Tapi kali ini, sapu tangannya itu tergeletak begitu saja dalam keranjang
sepedanya. “Lalu, kemana Nanda ya?” gumamku pelan.
Tiba-tiba
sebuah suara yang kukenal mengagetkanku dari belakang, “Hei!”
“Ya
ampun Nanda! Kamu membuatku jantungan tahu!”
“Peace…jangan
marah dong Nis, aku tadi ke kantin dulu, kebetulan masih buka, aku haus Nis.”
Jawab Nanda tanpa merasa bersalah.
“Lain
kali kamu nggak boleh begitu ya Nan.”
“Iya
maaf.” Jawab Nanda cengengesan.
“Sini
deh Nan, ini yang mau kuperlihatkan padamu.” Ninis kemudian mengeluarkan
selembar kotak berukuran segi empat berwarna biru bertuliskan kalimat UNTUK
SAHABATKU.
Puisi
dan sebuah buku diary. “Untukku Nis?”
“Iya,
kamu terima ya semua ini, aku sudah mencatatnya setiap hari khusus untukmu.

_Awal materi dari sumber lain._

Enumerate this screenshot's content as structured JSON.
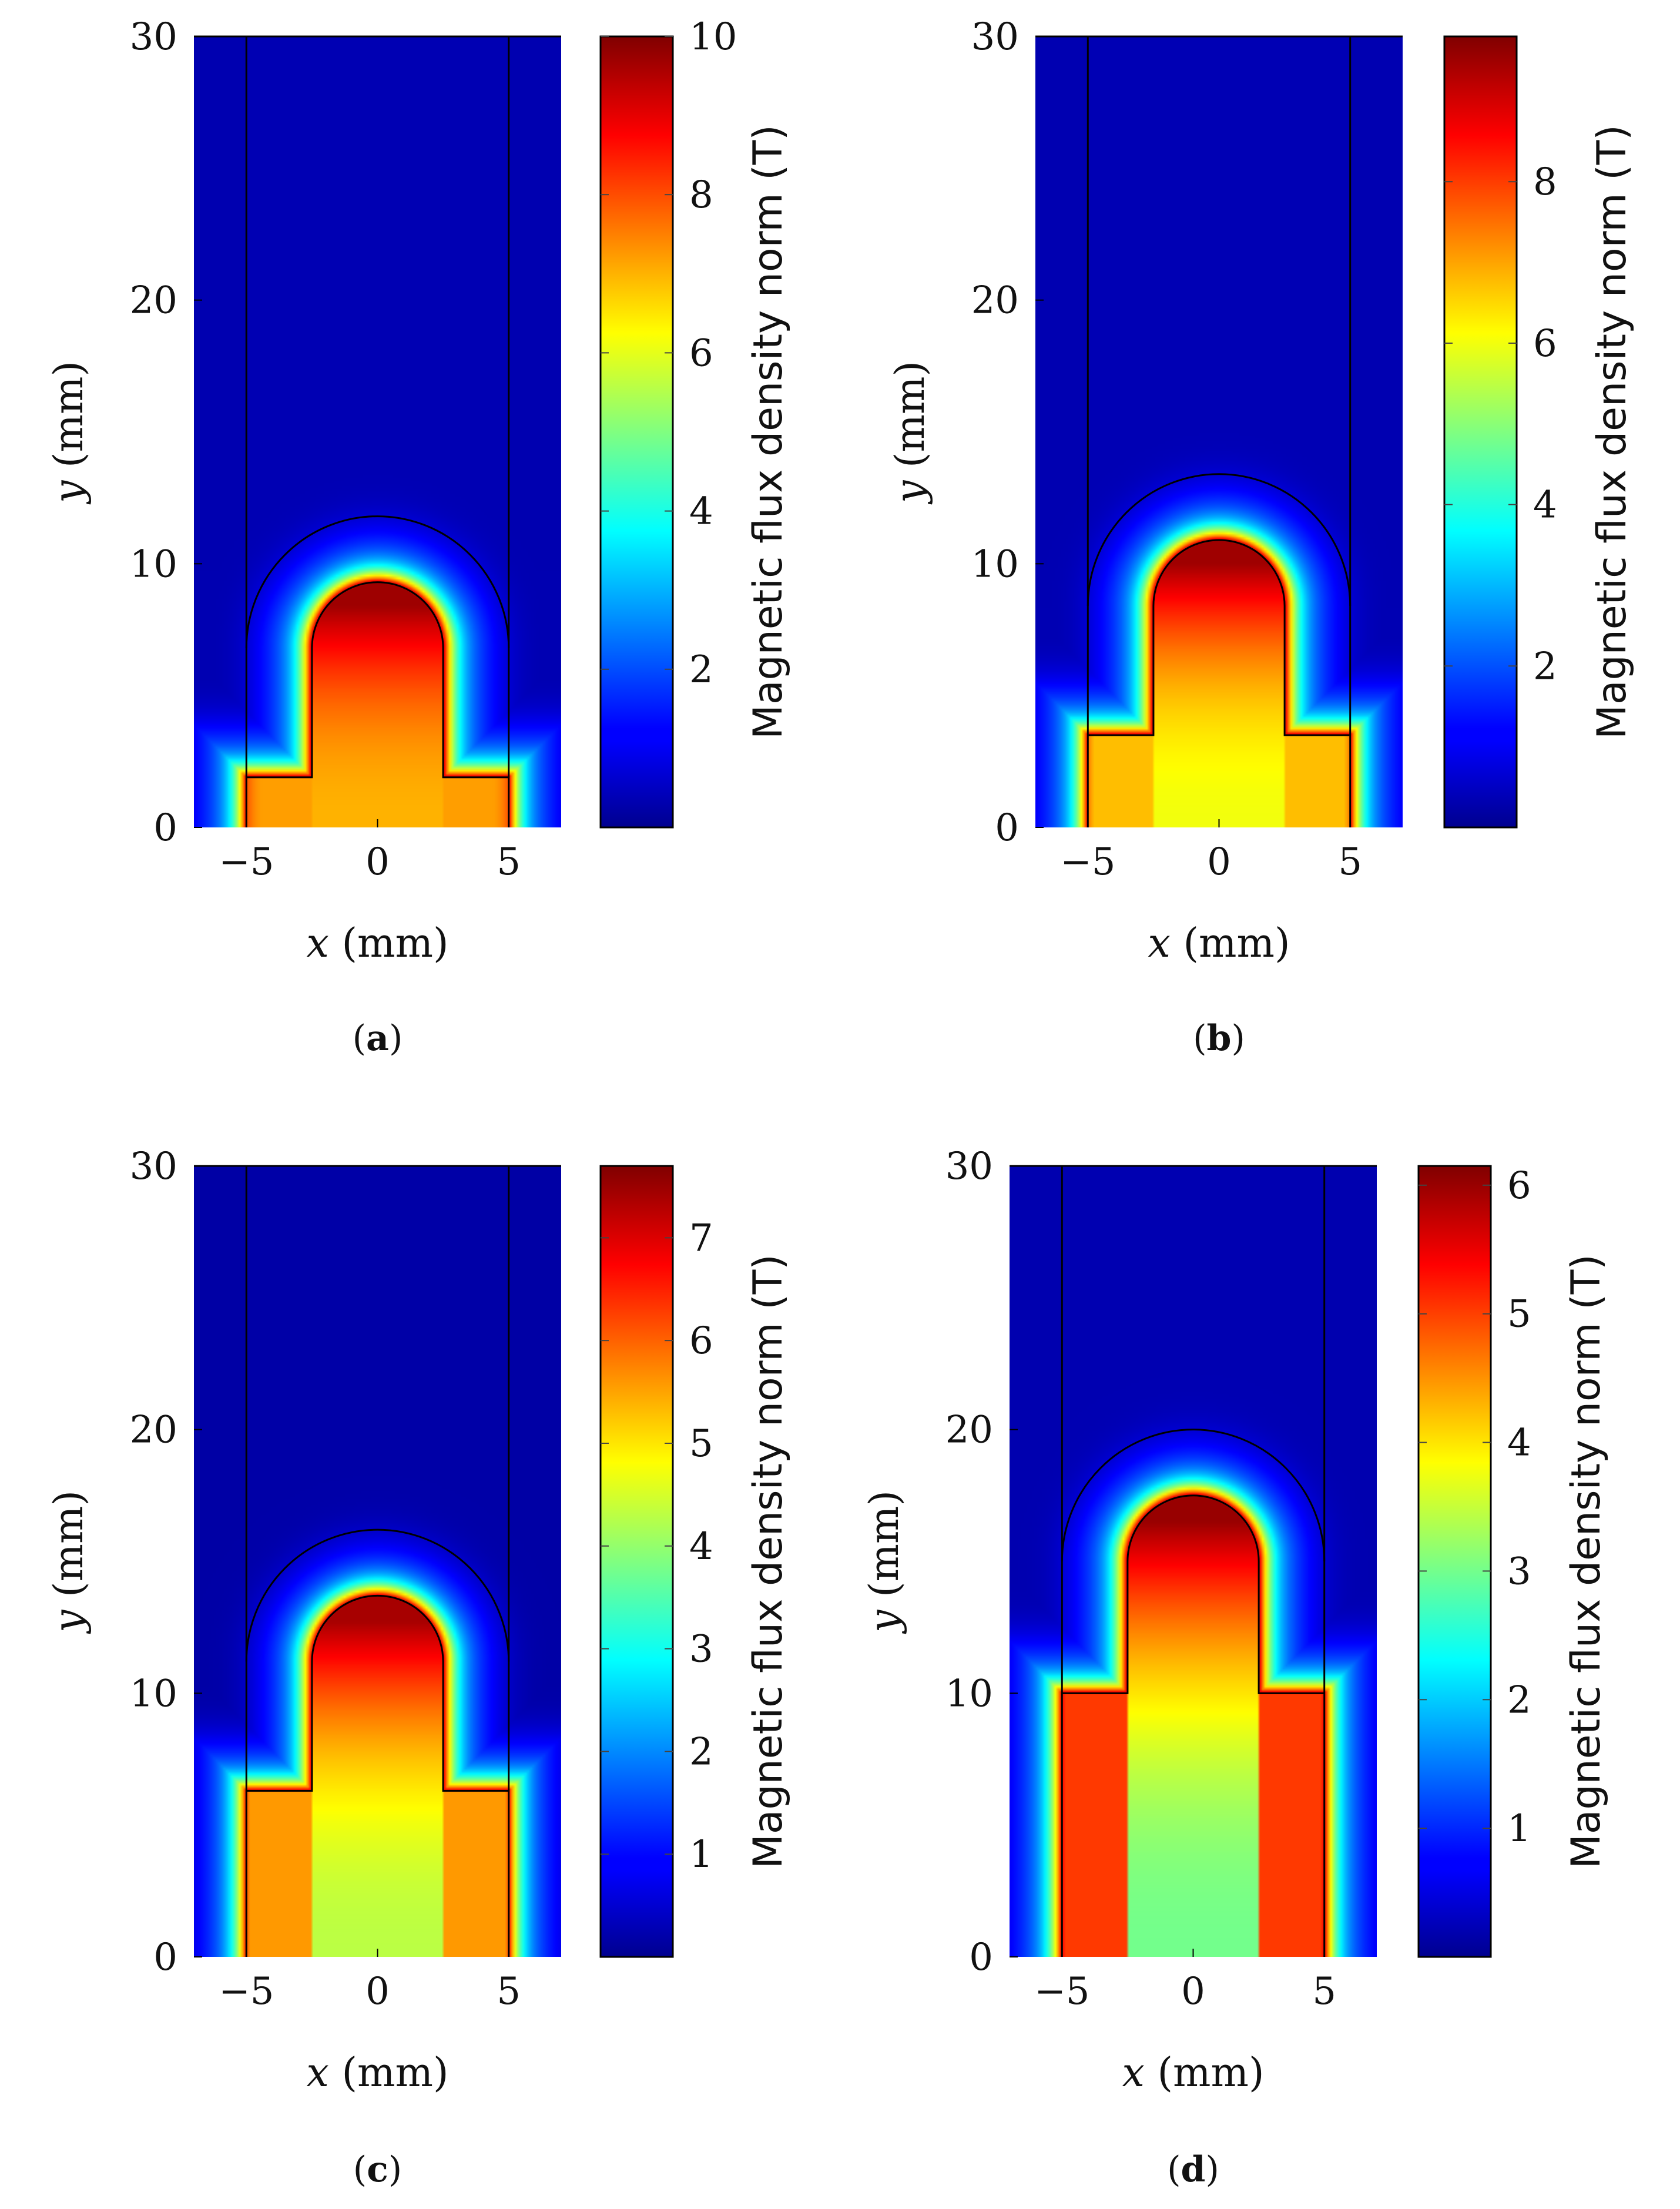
{
  "figure": {
    "captions": [
      "(a)",
      "(b)",
      "(c)",
      "(d)"
    ],
    "caption_letters": [
      "a",
      "b",
      "c",
      "d"
    ]
  },
  "chart_data": [
    {
      "type": "heatmap",
      "panel": "(a)",
      "xlabel_var": "x",
      "xlabel_unit": " (mm)",
      "ylabel_var": "y",
      "ylabel_unit": " (mm)",
      "xlim": [
        -7,
        7
      ],
      "ylim": [
        0,
        30
      ],
      "xticks": [
        -5,
        0,
        5
      ],
      "xtick_labels": [
        "−5",
        "0",
        "5"
      ],
      "yticks": [
        0,
        10,
        20,
        30
      ],
      "ytick_labels": [
        "0",
        "10",
        "20",
        "30"
      ],
      "colorbar": {
        "label": "Magnetic flux density norm (T)",
        "min": 0,
        "max": 10,
        "ticks": [
          2,
          4,
          6,
          8,
          10
        ],
        "tick_labels": [
          "2",
          "4",
          "6",
          "8",
          "10"
        ]
      },
      "geometry": {
        "channel_x": [
          -5,
          5
        ],
        "step_y": 1.9,
        "pole_x": [
          -2.5,
          2.5
        ],
        "pole_tip_y": 8.4,
        "arc_center_y": 6.8,
        "outer_arc_radius": 5,
        "outer_arc_top_y": 11.8
      },
      "field": {
        "pole_max_T": 9.7,
        "pole_base_T": 7.0,
        "side_T": 8.0,
        "far_T": 0.5
      }
    },
    {
      "type": "heatmap",
      "panel": "(b)",
      "xlabel_var": "x",
      "xlabel_unit": " (mm)",
      "ylabel_var": "y",
      "ylabel_unit": " (mm)",
      "xlim": [
        -7,
        7
      ],
      "ylim": [
        0,
        30
      ],
      "xticks": [
        -5,
        0,
        5
      ],
      "xtick_labels": [
        "−5",
        "0",
        "5"
      ],
      "yticks": [
        0,
        10,
        20,
        30
      ],
      "ytick_labels": [
        "0",
        "10",
        "20",
        "30"
      ],
      "colorbar": {
        "label": "Magnetic flux density norm (T)",
        "min": 0,
        "max": 9.8,
        "ticks": [
          2,
          4,
          6,
          8
        ],
        "tick_labels": [
          "2",
          "4",
          "6",
          "8"
        ]
      },
      "geometry": {
        "channel_x": [
          -5,
          5
        ],
        "step_y": 3.5,
        "pole_x": [
          -2.5,
          2.5
        ],
        "pole_tip_y": 10.0,
        "arc_center_y": 8.4,
        "outer_arc_radius": 5,
        "outer_arc_top_y": 13.4
      },
      "field": {
        "pole_max_T": 9.5,
        "pole_base_T": 6.0,
        "side_T": 7.5,
        "far_T": 0.5
      }
    },
    {
      "type": "heatmap",
      "panel": "(c)",
      "xlabel_var": "x",
      "xlabel_unit": " (mm)",
      "ylabel_var": "y",
      "ylabel_unit": " (mm)",
      "xlim": [
        -7,
        7
      ],
      "ylim": [
        0,
        30
      ],
      "xticks": [
        -5,
        0,
        5
      ],
      "xtick_labels": [
        "−5",
        "0",
        "5"
      ],
      "yticks": [
        0,
        10,
        20,
        30
      ],
      "ytick_labels": [
        "0",
        "10",
        "20",
        "30"
      ],
      "colorbar": {
        "label": "Magnetic flux density norm (T)",
        "min": 0,
        "max": 7.7,
        "ticks": [
          1,
          2,
          3,
          4,
          5,
          6,
          7
        ],
        "tick_labels": [
          "1",
          "2",
          "3",
          "4",
          "5",
          "6",
          "7"
        ]
      },
      "geometry": {
        "channel_x": [
          -5,
          5
        ],
        "step_y": 6.3,
        "pole_x": [
          -2.5,
          2.5
        ],
        "pole_tip_y": 12.7,
        "arc_center_y": 11.2,
        "outer_arc_radius": 5,
        "outer_arc_top_y": 16.2
      },
      "field": {
        "pole_max_T": 7.4,
        "pole_base_T": 4.3,
        "side_T": 6.2,
        "far_T": 0.3
      }
    },
    {
      "type": "heatmap",
      "panel": "(d)",
      "xlabel_var": "x",
      "xlabel_unit": " (mm)",
      "ylabel_var": "y",
      "ylabel_unit": " (mm)",
      "xlim": [
        -7,
        7
      ],
      "ylim": [
        0,
        30
      ],
      "xticks": [
        -5,
        0,
        5
      ],
      "xtick_labels": [
        "−5",
        "0",
        "5"
      ],
      "yticks": [
        0,
        10,
        20,
        30
      ],
      "ytick_labels": [
        "0",
        "10",
        "20",
        "30"
      ],
      "colorbar": {
        "label": "Magnetic flux density norm (T)",
        "min": 0,
        "max": 6.15,
        "ticks": [
          1,
          2,
          3,
          4,
          5,
          6
        ],
        "tick_labels": [
          "1",
          "2",
          "3",
          "4",
          "5",
          "6"
        ]
      },
      "geometry": {
        "channel_x": [
          -5,
          5
        ],
        "step_y": 10.0,
        "pole_x": [
          -2.5,
          2.5
        ],
        "pole_tip_y": 16.5,
        "arc_center_y": 15.0,
        "outer_arc_radius": 5,
        "outer_arc_top_y": 20.0
      },
      "field": {
        "pole_max_T": 6.0,
        "pole_base_T": 3.0,
        "side_T": 5.6,
        "far_T": 0.3
      }
    }
  ]
}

Tapi jangan dibaca sekarang.Nanti setelah sampai di rumah saja.”
“Tap..tapi..ada
banyak hal yang ingin kutanyakan padamu Nis.”
“Iya
aku tahu, dank au akan menemukan jawabannya di dalam diaryku itu.”
Kami
pun menghabiskan sore sambil menanti hujan reda di pendopo Bukit bersama,
sambil memakan bekal yang dibuatkan oleh Ibunya Ninis, minuman yang kubeli pun
tak sia-sia.Sore itu, rinai hujan begitu sejuk terasa. Hingga Ninis berteriak,
“Ada pelangi Nan, ayo lihat, cepat sini.”
Aku
pun lompat dari atas pendopo dan berlari kecil menuju Ninis. Meski masih
gerimis, tapi garis mejikuhibiniu itu melengkung sempurna membelah cakrawala.
Indah.
“Bagaimana
jika kita namakan Bukit ini Bukit Pelangi?” seru Ninis bersemangat.
“Wah
ide yang bagus Nis.” Timpalku tak kalah semangat.
“Nanda,
aku minta maaf ya atas semua kesalahanku, Ibuku pun menitipkan salam untukmu
dan keluargamu.”
“Kamu
kenapa sih Nis? Kok minta maaf segala. Salam kembali buat ibumu ya.”
“Kita
pulang yuk, sudah hampir maghrib.”
“Baiklah,
sampai jumpa kembali.” Jawabku semangat.
***
Ternyata
sore itu adalah perjumpaan kami yang terakhir, dari cerita yang kubaca dari
diary Ninis, ternyata sahabatku mengidap kanker leukemia. Setelah bertemu sore
itu, malamnya Ninis langsung dibawa ke rumah sakit di luar kota. Sebulan
lamanya Ninis dan keluarganya pergi berobat dan tak pernah terdengar kabarnya.
Hingga suatu sore di penghujung bulan Desember, keluarga Ninis datang ke rumah
tanpa Ninis dan menjelaskan semuanya. Aku tak sanggup mendengar pembicaraan
itu, hanya terpekur sembari berurai air mata menatap diary dan puisi dari Ninis
serta selembar foto kami saat kelas 1 SD.